Clique para continuar lendo: http://www.plataformadoletramento.org.br/em-revista-entrevista-detalhe/651/lucia-santaella-novas-linguagens-e-a-educacao.html
Para Santaella, a revolução digital não está apenas transformando os formatos de comunicação. Entre outros aspectos, seus estudos apontam para a necessidade permanente de reflexão sobre as modificações pelas quais o ser humano vem passando em contato com as tecnologias, modificações “não apenas mentais, mas também corporais, moleculares” (SANTAELLA, 2003, p. 31).
Diante desse contexto, o “digital” está criando uma nova linguagem humana, que mistura o visual, o verbal e o sonoro. No que ela chama de mundo pós-humano, a comunicação não depende mais de diferentes suportes, como o papel, a TV, o rádio, pois o ciberespaço se apropria de todas as linguagens anteriores, criando uma identidade própria e lhe dando uma nova configuração.
Quais são os desafios da escola na tentativa de acompanhar tantas mudanças? Como se comunicam, aprendem, interagem os alunos que estão chegando às escolas hoje?

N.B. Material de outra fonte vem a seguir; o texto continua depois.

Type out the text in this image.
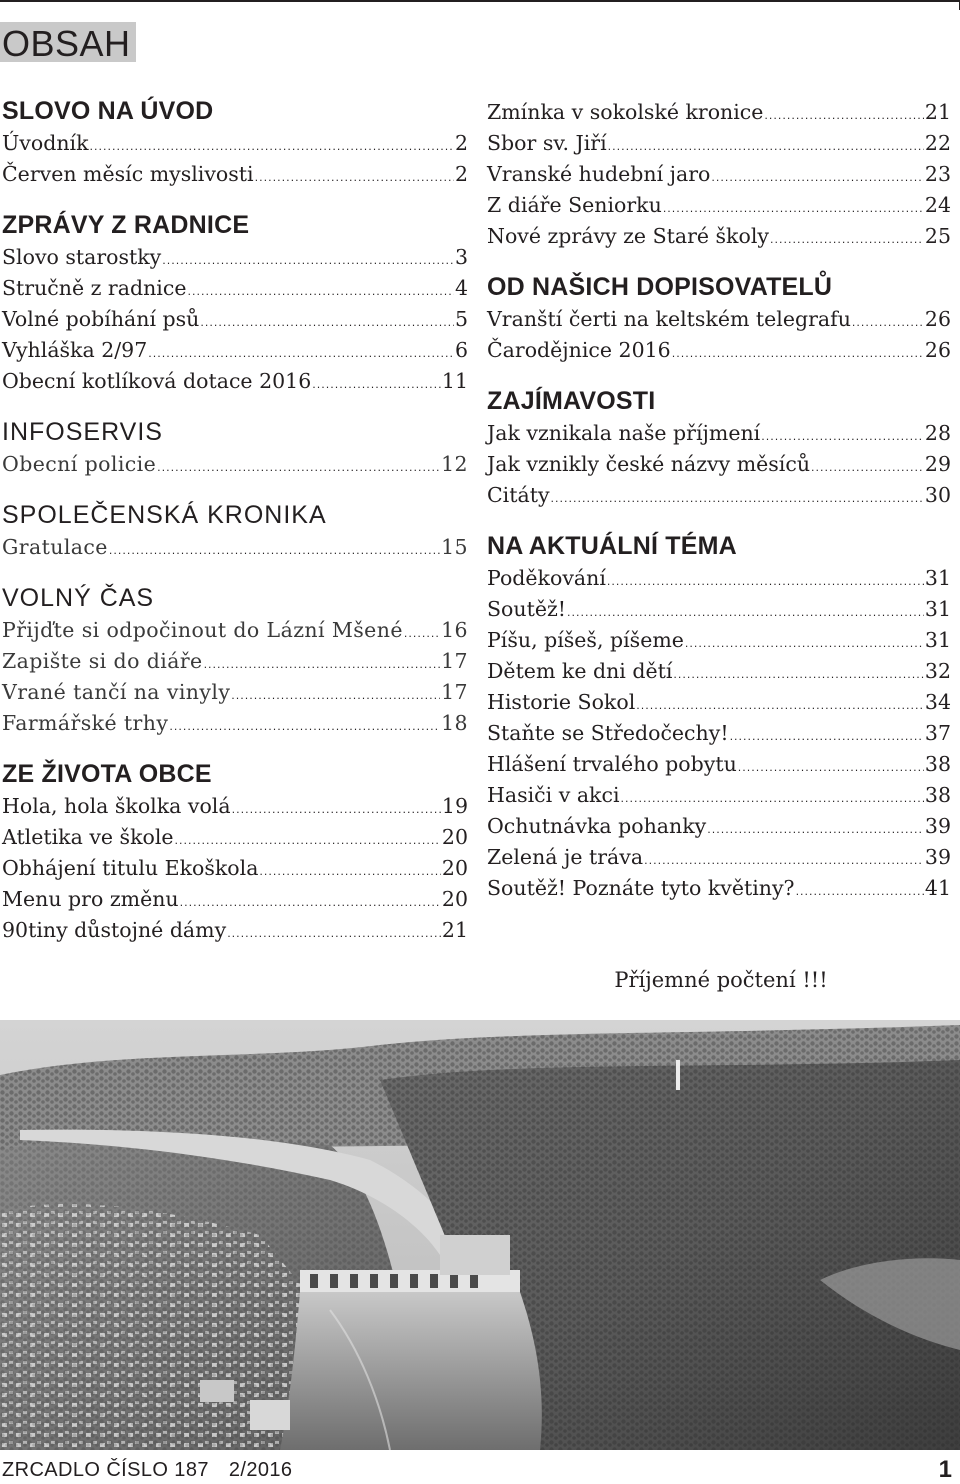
OBSAH
SLOVO NA ÚVOD
Úvodník .....	2
Červen měsíc myslivosti .....	2
ZPRÁVY Z RADNICE
Slovo starostky .....	3
Stručně z radnice .....	4
Volné pobíhání psů .....	5
Vyhláška 2/97 .....	6
Obecní kotlíková dotace 2016 .....	11
INFOSERVIS
Obecní policie .....	12
SPOLEČENSKÁ KRONIKA
Gratulace .....	15
VOLNÝ ČAS
Přijďte si odpočinout do Lázní Mšené ..... 16
Zapište si do diáře .....	17
Vrané tančí na vinyly .....	17
Farmářské trhy .....	18
ZE ŽIVOTA OBCE
Hola, hola školka volá .....	19
Atletika ve škole .....	20
Obhájení titulu Ekoškola .....	20
Menu pro změnu .....	20
90tiny důstojné dámy .....	21
Zmínka v sokolské kronice .....	21
Sbor sv. Jiří .....	22
Vranské hudební jaro .....	23
Z diáře Seniorku .....	24
Nové zprávy ze Staré školy .....	25
OD NAŠICH DOPISOVATELŮ
Vranští čerti na keltském telegrafu .....	26
Čarodějnice 2016 .....	26
ZAJÍMAVOSTI
Jak vznikala naše příjmení .....	28
Jak vznikly české názvy měsíců .....	29
Citáty .....	30
NA AKTUÁLNÍ TÉMA
Poděkování .....	31
Soutěž! .....	31
Píšu, píšeš, píšeme .....	31
Dětem ke dni dětí .....	32
Historie Sokol .....	34
Staňte se Středočechy! .....	37
Hlášení trvalého pobytu .....	38
Hasiči v akci .....	38
Ochutnávka pohanky .....	39
Zelená je tráva .....	39
Soutěž! Poznáte tyto květiny? .....	41
Příjemné počtení !!!
ZRCADLO ČÍSLO 187 2/2016	1
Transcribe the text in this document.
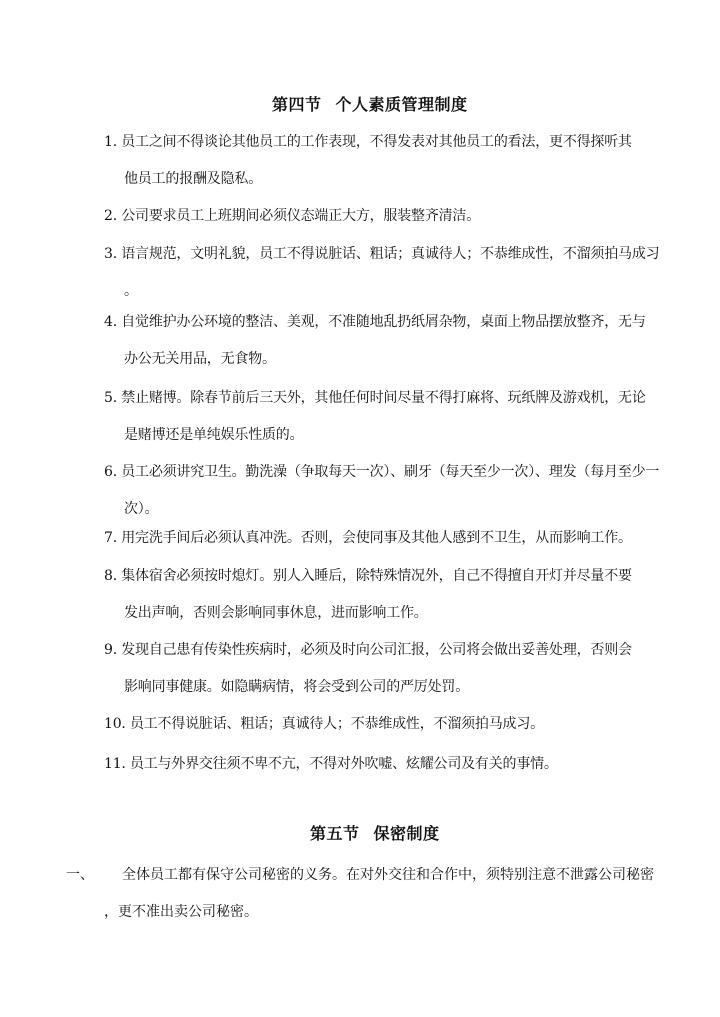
第四节 个人素质管理制度
1. 员工之间不得谈论其他员工的工作表现，不得发表对其他员工的看法，更不得探听其
他员工的报酬及隐私。
2. 公司要求员工上班期间必须仪态端正大方，服装整齐清洁。
3. 语言规范，文明礼貌，员工不得说脏话、粗话；真诚待人；不恭维成性，不溜须拍马成习
。
4. 自觉维护办公环境的整洁、美观，不准随地乱扔纸屑杂物，桌面上物品摆放整齐，无与
办公无关用品，无食物。
5. 禁止赌博。除春节前后三天外，其他任何时间尽量不得打麻将、玩纸牌及游戏机，无论
是赌博还是单纯娱乐性质的。
6. 员工必须讲究卫生。勤洗澡（争取每天一次）、刷牙（每天至少一次）、理发（每月至少一
次）。
7. 用完洗手间后必须认真冲洗。否则，会使同事及其他人感到不卫生，从而影响工作。
8. 集体宿舍必须按时熄灯。别人入睡后，除特殊情况外，自己不得擅自开灯并尽量不要
发出声响，否则会影响同事休息，进而影响工作。
9. 发现自己患有传染性疾病时，必须及时向公司汇报，公司将会做出妥善处理，否则会
影响同事健康。如隐瞒病情，将会受到公司的严厉处罚。
10. 员工不得说脏话、粗话；真诚待人；不恭维成性，不溜须拍马成习。
11. 员工与外界交往须不卑不亢，不得对外吹嘘、炫耀公司及有关的事情。
第五节 保密制度
一、 全体员工都有保守公司秘密的义务。在对外交往和合作中，须特别注意不泄露公司秘密
，更不准出卖公司秘密。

Na entrevista a seguir, Lucia Santaella fala das tecnologias da linguagem, das modificações que sofreram ao longo do tempo e dos desafios lançados aos educadores e à escola diante do atual cenário das convergências das mídias, da revolução digital e da relação mutante do humano com a máquina.
Plataforma do Letramento: Que desafios as novas tecnologias impõem aos educadores em sua formação?
Lucia Santaella: Tecnologias que importam para a educação são tecnologias de linguagem. A primeira tecnologia de linguagem é o aparelho fonador, que se instalou em nosso próprio corpo por uma questão de sobrevivência adaptativa da espécie humana. Era essa tecnologia que se empregava nas sociedades tribais para a transmissão das narrativas necessárias à preservação de suas culturas. Um grande avanço se deu com a implantação do alfabeto no mundo grego, quando se instaurou a escrita no mundo ocidental. É devido a isso que estamos lendo os gregos até hoje. Outro avanço ocorreu com a invenção da prensa manual de Gutenberg (em meados do século XV), que possibilitou a criação disto que passamos a chamar de livro: linguagem impressa em folhas sequenciais de papel encadernado. A explosão do livro viria com a revolução industrial no século XIX, que permitiu a aceleração da impressão em máquinas rotatórias. Foi também no século XIX que surgiu o modelo de escola que atravessou uma boa parte do século XX, um modelo cada vez mais adaptado ao desenvolvimento de competências e especializações para atender às necessidades do mercado de trabalho capitalista. Trata-se de um modelo escolar baseado na atomização dos campos do conhecimento e centrado no saber do professor e na transmissão desse saber por meio de exposições orais e livros-textos.
Com o advento do rádio e da televisão, que são meios não apenas noticiosos, mas, sobretudo, de entretenimento, a escola e especialmente o livro começaram a sofrer a competição dessas tecnologias de linguagem mais rápidas e mais afeitas a repertórios de informação médios, inclusive acessíveis a pessoas de baixa escolaridade. Essa competição não chegou a abalar o modelo escolar vigente. Ambos passaram a conviver em paralelo. Foi essa época que viu nascerem processos de ensino complementares via TV educativa, com eficácia bastante discutível. Foi só a partir dos anos 1990, quando a cultura do computador passou a cada vez mais fazer parte da vida da sociedade em geral, que surgiriam as grandes revoluções nas tecnologias de linguagem, com o manancial de desafios que estão trazendo para os modelos tradicionais de educação.